Martes 25.09.2018
COFRADÍAS

GALERÍA: Martes Santo: Servitas y Humillación

El Martes Santo lucentino tiene uno de sus puntos neurálgicos en la iglesia de San Mateo. A las 19:30 horas, la Congregación de Ntra. Sra. de los Dolores "Servitas" y Cofradía del Stmo. Cristo de la Humillación abría por primera vez las puertas del tempo para encontrarse con los cientos de personas que aguardaban la salida de sus titulares.

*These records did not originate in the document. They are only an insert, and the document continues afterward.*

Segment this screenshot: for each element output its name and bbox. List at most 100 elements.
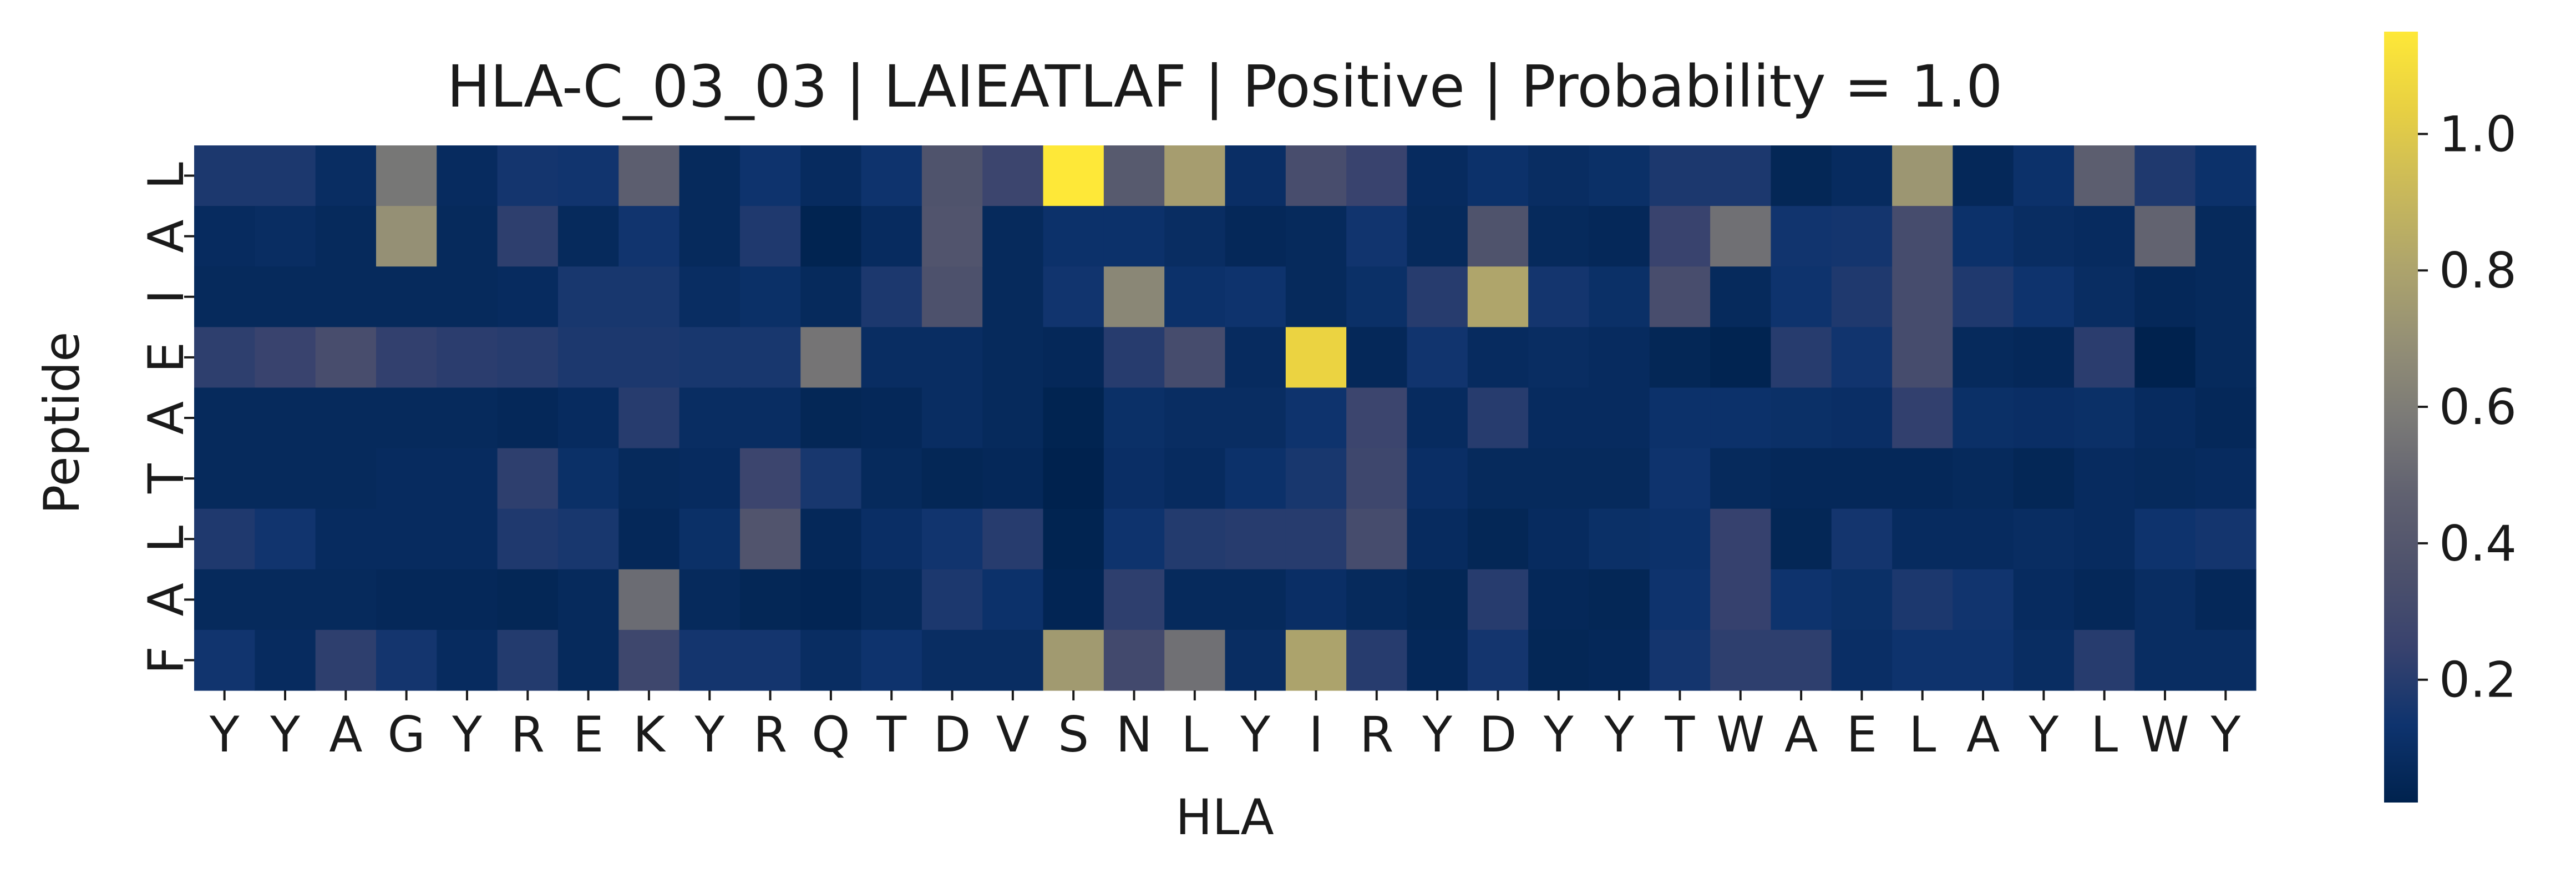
x-tick-label: Y	[1240, 706, 1270, 763]
heatmap-cell	[315, 387, 377, 449]
heatmap-cell	[1225, 387, 1286, 449]
heatmap-cell	[618, 508, 680, 570]
colorbar-tick-label: 0.6	[2439, 379, 2517, 436]
heatmap-cell	[255, 145, 316, 206]
heatmap-cell	[255, 327, 316, 388]
heatmap-cell	[1164, 327, 1226, 388]
heatmap-cell	[2195, 569, 2256, 630]
heatmap-cell	[2074, 569, 2135, 630]
heatmap-cell	[618, 569, 680, 630]
heatmap-cell	[800, 327, 862, 388]
heatmap-cell	[1710, 387, 1772, 449]
heatmap-cell	[739, 145, 801, 206]
heatmap-cell	[739, 327, 801, 388]
x-tick-label: Y	[694, 706, 724, 763]
heatmap-cell	[194, 629, 255, 691]
heatmap-cell	[437, 266, 498, 327]
heatmap-cell	[194, 387, 255, 449]
x-tick-label: D	[1479, 706, 1517, 763]
heatmap-cell	[497, 448, 559, 509]
heatmap-cell	[1589, 508, 1650, 570]
heatmap-cell	[1103, 206, 1165, 267]
heatmap-cell	[1649, 266, 1711, 327]
heatmap-cell	[1285, 327, 1347, 388]
heatmap-cell	[437, 629, 498, 691]
heatmap-cell	[1710, 206, 1772, 267]
heatmap-cell	[1225, 266, 1286, 327]
heatmap-cell	[255, 629, 316, 691]
heatmap-cell	[497, 327, 559, 388]
heatmap-cell	[921, 508, 983, 570]
x-tick-label: R	[1360, 706, 1393, 763]
heatmap-cell	[921, 448, 983, 509]
heatmap-cell	[1164, 206, 1226, 267]
heatmap-cell	[618, 266, 680, 327]
heatmap-cell	[1103, 569, 1165, 630]
heatmap-cell	[1043, 508, 1104, 570]
heatmap-cell	[1771, 448, 1832, 509]
heatmap-cell	[1892, 569, 1953, 630]
heatmap-cell	[2134, 327, 2196, 388]
heatmap-cell	[1589, 387, 1650, 449]
heatmap-cell	[1164, 145, 1226, 206]
heatmap-cell	[2074, 206, 2135, 267]
heatmap-cell	[1346, 327, 1408, 388]
x-tick-label: L	[2091, 706, 2118, 763]
heatmap-cell	[679, 266, 741, 327]
x-tick-label: A	[329, 706, 362, 763]
heatmap-cell	[861, 387, 922, 449]
x-tick-label: T	[1665, 706, 1696, 763]
heatmap-cell	[1467, 569, 1529, 630]
heatmap-cell	[1407, 327, 1468, 388]
heatmap-cell	[2074, 508, 2135, 570]
heatmap-cell	[921, 629, 983, 691]
x-tick-label: Y	[2210, 706, 2240, 763]
heatmap-cell	[557, 145, 619, 206]
heatmap-cell	[497, 629, 559, 691]
heatmap-cell	[2013, 206, 2075, 267]
x-tick-label: K	[633, 706, 666, 763]
x-tick-label: W	[2141, 706, 2189, 763]
heatmap-cell	[1710, 569, 1772, 630]
x-tick-label: I	[1309, 706, 1324, 763]
colorbar-tick-label: 1.0	[2439, 105, 2517, 163]
heatmap-cell	[2134, 629, 2196, 691]
x-tick-label: Y	[270, 706, 300, 763]
heatmap-cell	[376, 387, 437, 449]
heatmap-cell	[1831, 145, 1893, 206]
x-tick-label: Y	[209, 706, 240, 763]
heatmap-cell	[557, 387, 619, 449]
heatmap-cell	[1892, 266, 1953, 327]
heatmap-cell	[1103, 327, 1165, 388]
heatmap-cell	[557, 629, 619, 691]
heatmap-cell	[2134, 387, 2196, 449]
x-tick-label: W	[1716, 706, 1764, 763]
heatmap-cell	[2013, 387, 2075, 449]
y-tick-label: E	[138, 342, 195, 373]
heatmap-cell	[1467, 145, 1529, 206]
heatmap-cell	[1043, 145, 1104, 206]
heatmap-cell	[1164, 387, 1226, 449]
x-tick-label: E	[1847, 706, 1878, 763]
heatmap-cell	[1589, 145, 1650, 206]
heatmap-cell	[437, 387, 498, 449]
heatmap-cell	[1467, 327, 1529, 388]
x-tick-label: R	[753, 706, 787, 763]
heatmap-cell	[861, 266, 922, 327]
heatmap-cell	[1528, 145, 1590, 206]
y-tick-label: L	[138, 162, 195, 189]
heatmap-cell	[1043, 327, 1104, 388]
heatmap-cell	[1771, 206, 1832, 267]
y-tick-label: F	[138, 646, 195, 674]
heatmap-cell	[1892, 448, 1953, 509]
heatmap-cell	[255, 266, 316, 327]
heatmap-cell	[1225, 508, 1286, 570]
x-tick-label: Q	[812, 706, 850, 763]
heatmap-cell	[679, 448, 741, 509]
heatmap-cell	[1225, 206, 1286, 267]
heatmap-cell	[2013, 266, 2075, 327]
y-tick-label: L	[138, 526, 195, 553]
heatmap-cell	[1953, 145, 2014, 206]
heatmap-cell	[1710, 266, 1772, 327]
heatmap-cell	[1043, 206, 1104, 267]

Como ha venido ocurriendo en los últimos años, la cofradía que preside Rafael Algar Jiménez, ponía en la calle a sus titulares de forma esplendorosa, mostrando el arduo trabajo de la Junta de Gobierno que preside y de Juntas anteriores, que han logrado una completa renovación de esta hermandad en cuanto a sus enseres y tronos se refiere, un aspecto en el que resulta fundamental el trabajo realizado por su taller de bordado, de cuyas manos han salido palio, bambalinas, sayas y mantos, primorosamente realizados por las manos expertas y desinteresadas de sus componentes. Esta año se estrenaban los faroles de Cruz de Guía y las ropas de los acólitos

A ello se suma una buena organización de la estación penitencial, la presencia de la Agrupación Musical de la propia cofradía, cada día más experimentada y compacta, numerosos hermanos de vela y una nutrida corte de mantillas, que han dotado a esta cofradía, vinculada en los últimos años a la santería joven, de un puesto destacado en la Semana Santa de Lucena.

El Cristo de la Humillación, que presenta a Jesús arrodillado, después de la flagelación, en actitud de recoger su túnica, es obra del lucentino Pedro Muñoz de Toro  y Borrego, en el siglo XIX, y fue restaurado por Justo Romero Fabero. Le acompañan dos soldados romanos, obra de Ventura Gómez, que sustituyeron hace unos años a otros de peor factura. Fue su manijero José Gabriel Carnerero López.

Por su parte, el paso de palio de la Dolorosa Servita, bellísima imagen atribuida a Blas Molner, reflejo del dolor de la Madre que acompaña a su hijo en el camino del Calvario, con la característica palidez de su semblante y su adusto aspecto de dolorosa castellana, tuvo como manijero a Jesús Gutiérrez Ruiz-Canela

La cofradía comparte recorrido con la del Amor y, como aquella, tuvo sus momentos culminantes en el paso por la cuesta del Castillo y El Coso y en la calle Las Torres, de vuelta a la Plaza Nueva y a su templo.

Las fotos de este reportaje gráfico las firma Jesús Ruiz "Gitanito".